Acara tersebut dihadiri Kepala Disdik Mimika Antonius Welerubun, S.IP., bersama jajaran staf, kepala sekolah, dewan guru, tenaga kependidikan, serta tamu undangan lainnya.
Dalam sambutannya, Antonius menekankan pentingnya digitalisasi di dunia pendidikan seiring perkembangan teknologi. Ia menyatakan transformasi digital menjadi kebutuhan untuk meningkatkan kualitas pembelajaran.
PAPEDA KOP 1 disebut sebagai langkah Disdik Mimika untuk mendigitalisasi sekolah-sekolah di wilayah tersebut. Aplikasi ini dirancang untuk memudahkan guru dan siswa mengakses materi pembelajaran secara terintegrasi.
Sejumlah fitur yang disiapkan dalam aplikasi itu meliputi profil sekolah, data guru, absensi digital (Sahadir), perangkat pembelajaran, hingga sistem supervisi guru.
Antonius juga menyampaikan apresiasi kepada pihak-pihak yang terlibat dalam pengembangan aplikasi. Ia berharap PAPEDA KOP 1 dapat memperkaya pengalaman belajar siswa sekaligus membantu guru menerapkan metode pembelajaran yang lebih modern.
Pihak sekolah dalam kesempatan yang sama melaporkan keberhasilan sejumlah program unggulan, termasuk tes kemampuan akademik yang dilaksanakan pada 20–23 April 2026. Evaluasi tersebut disebut bertujuan memastikan kualitas pendidikan di sekolah terus berkembang.
Perwakilan sekolah menyampaikan bahwa SD Inpres Koperapoka 1 tidak hanya menitikberatkan pendidikan pada aspek intelektual, tetapi juga pada pengembangan bakat, karakter, serta kepedulian terhadap lingkungan.
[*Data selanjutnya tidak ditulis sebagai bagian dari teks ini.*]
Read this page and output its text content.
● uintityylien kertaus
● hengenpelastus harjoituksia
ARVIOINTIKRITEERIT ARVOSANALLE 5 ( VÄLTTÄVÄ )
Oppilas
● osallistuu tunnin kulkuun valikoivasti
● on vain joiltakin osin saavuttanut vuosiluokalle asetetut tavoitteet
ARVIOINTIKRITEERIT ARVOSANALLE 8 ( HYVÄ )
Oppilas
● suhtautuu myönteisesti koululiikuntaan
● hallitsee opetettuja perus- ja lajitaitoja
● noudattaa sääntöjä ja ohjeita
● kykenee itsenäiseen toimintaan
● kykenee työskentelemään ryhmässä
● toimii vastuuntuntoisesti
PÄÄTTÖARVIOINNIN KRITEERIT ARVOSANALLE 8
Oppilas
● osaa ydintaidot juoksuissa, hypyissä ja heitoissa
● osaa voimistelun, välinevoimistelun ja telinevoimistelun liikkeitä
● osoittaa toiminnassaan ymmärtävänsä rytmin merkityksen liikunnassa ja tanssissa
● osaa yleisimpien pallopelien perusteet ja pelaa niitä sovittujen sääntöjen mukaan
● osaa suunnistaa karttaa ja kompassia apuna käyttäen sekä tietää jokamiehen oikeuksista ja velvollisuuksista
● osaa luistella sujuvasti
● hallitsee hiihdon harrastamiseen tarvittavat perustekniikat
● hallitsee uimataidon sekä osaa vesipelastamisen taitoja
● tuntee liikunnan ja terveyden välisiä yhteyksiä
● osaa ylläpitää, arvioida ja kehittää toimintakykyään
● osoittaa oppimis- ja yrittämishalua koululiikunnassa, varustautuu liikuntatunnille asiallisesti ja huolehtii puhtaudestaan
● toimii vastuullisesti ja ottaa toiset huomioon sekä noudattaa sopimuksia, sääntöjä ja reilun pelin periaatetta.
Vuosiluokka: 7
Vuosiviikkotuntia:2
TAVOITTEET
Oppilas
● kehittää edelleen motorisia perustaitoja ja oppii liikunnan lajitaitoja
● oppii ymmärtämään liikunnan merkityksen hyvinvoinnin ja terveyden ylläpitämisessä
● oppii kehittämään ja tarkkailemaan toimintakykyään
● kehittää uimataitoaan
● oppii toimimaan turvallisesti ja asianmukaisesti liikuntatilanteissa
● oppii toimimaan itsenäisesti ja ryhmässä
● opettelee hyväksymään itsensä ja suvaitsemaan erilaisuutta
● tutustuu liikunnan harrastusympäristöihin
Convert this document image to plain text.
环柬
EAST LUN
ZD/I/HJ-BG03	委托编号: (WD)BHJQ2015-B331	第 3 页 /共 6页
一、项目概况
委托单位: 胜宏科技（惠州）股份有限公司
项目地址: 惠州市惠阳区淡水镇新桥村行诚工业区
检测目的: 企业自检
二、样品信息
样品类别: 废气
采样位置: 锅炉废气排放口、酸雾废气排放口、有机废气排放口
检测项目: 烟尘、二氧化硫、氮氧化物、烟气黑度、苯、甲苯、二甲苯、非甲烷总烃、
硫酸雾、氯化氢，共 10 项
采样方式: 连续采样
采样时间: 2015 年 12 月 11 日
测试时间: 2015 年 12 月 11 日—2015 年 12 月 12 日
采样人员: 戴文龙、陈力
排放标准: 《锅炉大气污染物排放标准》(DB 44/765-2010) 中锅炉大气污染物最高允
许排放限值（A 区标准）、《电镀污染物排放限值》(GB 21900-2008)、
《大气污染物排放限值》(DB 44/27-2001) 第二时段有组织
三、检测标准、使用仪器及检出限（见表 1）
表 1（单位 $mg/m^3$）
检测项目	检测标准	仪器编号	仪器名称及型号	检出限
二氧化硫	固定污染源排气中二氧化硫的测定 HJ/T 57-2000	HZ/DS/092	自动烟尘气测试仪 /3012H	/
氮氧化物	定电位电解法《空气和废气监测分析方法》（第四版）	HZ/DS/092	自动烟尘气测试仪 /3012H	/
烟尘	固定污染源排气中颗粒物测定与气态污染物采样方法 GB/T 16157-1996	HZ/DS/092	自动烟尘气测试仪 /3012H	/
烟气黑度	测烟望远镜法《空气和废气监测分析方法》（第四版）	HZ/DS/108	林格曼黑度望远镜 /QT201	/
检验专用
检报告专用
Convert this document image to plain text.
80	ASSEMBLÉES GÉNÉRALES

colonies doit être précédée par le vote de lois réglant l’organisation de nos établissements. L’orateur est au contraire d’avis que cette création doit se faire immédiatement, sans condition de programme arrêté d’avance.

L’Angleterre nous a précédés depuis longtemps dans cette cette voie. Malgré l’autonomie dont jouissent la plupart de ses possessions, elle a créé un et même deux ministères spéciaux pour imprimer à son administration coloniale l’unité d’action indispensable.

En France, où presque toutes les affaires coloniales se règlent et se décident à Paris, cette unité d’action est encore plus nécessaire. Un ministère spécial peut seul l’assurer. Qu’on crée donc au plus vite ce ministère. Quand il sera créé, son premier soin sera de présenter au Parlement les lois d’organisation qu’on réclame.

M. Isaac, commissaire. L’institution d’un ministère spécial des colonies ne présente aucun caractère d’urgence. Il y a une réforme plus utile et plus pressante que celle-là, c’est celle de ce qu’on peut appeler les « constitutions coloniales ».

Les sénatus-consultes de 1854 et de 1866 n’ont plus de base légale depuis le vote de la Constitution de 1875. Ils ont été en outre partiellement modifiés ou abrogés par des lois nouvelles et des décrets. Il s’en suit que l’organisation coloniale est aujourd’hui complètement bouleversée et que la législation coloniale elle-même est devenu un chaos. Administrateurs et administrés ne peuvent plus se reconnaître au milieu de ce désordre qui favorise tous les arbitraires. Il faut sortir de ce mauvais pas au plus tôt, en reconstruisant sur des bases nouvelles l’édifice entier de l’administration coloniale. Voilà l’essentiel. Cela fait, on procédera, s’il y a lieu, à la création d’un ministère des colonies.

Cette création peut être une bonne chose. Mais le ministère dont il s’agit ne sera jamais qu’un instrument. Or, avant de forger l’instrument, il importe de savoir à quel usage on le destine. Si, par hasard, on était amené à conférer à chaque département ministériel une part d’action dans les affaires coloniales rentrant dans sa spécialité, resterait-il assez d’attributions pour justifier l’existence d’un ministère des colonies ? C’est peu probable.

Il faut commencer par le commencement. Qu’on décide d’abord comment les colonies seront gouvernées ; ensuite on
Dengan diterapkannya PAPEDA KOP 1, sekolah menyatakan komitmen untuk menjadi contoh penerapan pendidikan berbasis digital di Mimika. Aplikasi ini diharapkan turut meningkatkan transparansi, efisiensi, dan kualitas manajemen pendidikan, sekaligus mendukung kesiapan generasi masa depan.
Peringatan Hardiknas 2026 di Mimika pun menjadi momentum bagi dunia pendidikan setempat untuk terus berinovasi dan memperkuat kolaborasi dalam mendorong pemerataan serta peningkatan mutu pendidikan.